Non c’è nulla di ideologico qui. È amministrazione. È rispetto.
In controluce resta la differenza che molti fingono di non vedere: non sono “pentiti”. Sono testimoni di giustizia. Non hanno scelto il crimine; hanno scelto lo Stato. Se lo Stato non sceglie loro, tradisce sé stesso.
«Senza le nostre denunce – dice Ciliberto – molte verità non sarebbero emerse e molte condanne non sarebbero arrivate».
Questa frase dovrebbe stare appesa nell’atrio di ogni ministero.
C’è una chiosa che sembra banale e invece è politica: «Unirsi».
Mettere insieme voci e storie, rompere l’isolamento che è metodo (e arma) contro i testimoni.

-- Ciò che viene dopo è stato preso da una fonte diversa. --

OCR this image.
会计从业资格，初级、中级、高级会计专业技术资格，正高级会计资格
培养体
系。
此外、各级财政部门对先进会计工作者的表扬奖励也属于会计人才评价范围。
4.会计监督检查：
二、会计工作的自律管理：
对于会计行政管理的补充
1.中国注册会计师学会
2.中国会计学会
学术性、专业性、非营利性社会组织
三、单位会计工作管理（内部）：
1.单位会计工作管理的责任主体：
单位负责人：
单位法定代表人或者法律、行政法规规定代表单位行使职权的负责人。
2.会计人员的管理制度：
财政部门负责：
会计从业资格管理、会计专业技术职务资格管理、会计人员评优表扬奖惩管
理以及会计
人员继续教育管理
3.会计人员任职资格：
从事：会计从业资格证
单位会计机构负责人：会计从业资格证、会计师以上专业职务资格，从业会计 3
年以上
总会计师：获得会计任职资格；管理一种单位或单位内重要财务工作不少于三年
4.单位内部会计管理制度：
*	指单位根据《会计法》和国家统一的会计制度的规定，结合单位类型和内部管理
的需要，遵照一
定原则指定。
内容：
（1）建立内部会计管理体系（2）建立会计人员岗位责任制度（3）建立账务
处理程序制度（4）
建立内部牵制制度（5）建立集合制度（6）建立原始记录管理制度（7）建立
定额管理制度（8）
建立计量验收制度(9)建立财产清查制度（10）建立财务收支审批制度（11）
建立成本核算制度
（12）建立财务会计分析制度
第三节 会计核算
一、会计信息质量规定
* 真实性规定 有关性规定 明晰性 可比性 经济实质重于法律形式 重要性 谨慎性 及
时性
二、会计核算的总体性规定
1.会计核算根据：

Perché quando parlano insieme, i palazzi tremano. E la democrazia – quella concreta, con indirizzi nascosti e bollette da pagare – respira.
Fino a quando? Fino a quando la politica avrà il coraggio di fare la cosa più semplice e rivoluzionaria: applicare la legge.
Diritto di replica
Le persone e le istituzioni citate – Chiara Colosimo, Nicola Molteni, SCP, Ministero dell’Interno – hanno diritto di replica. Offriamo uno spazio per una pubblicazione integrale.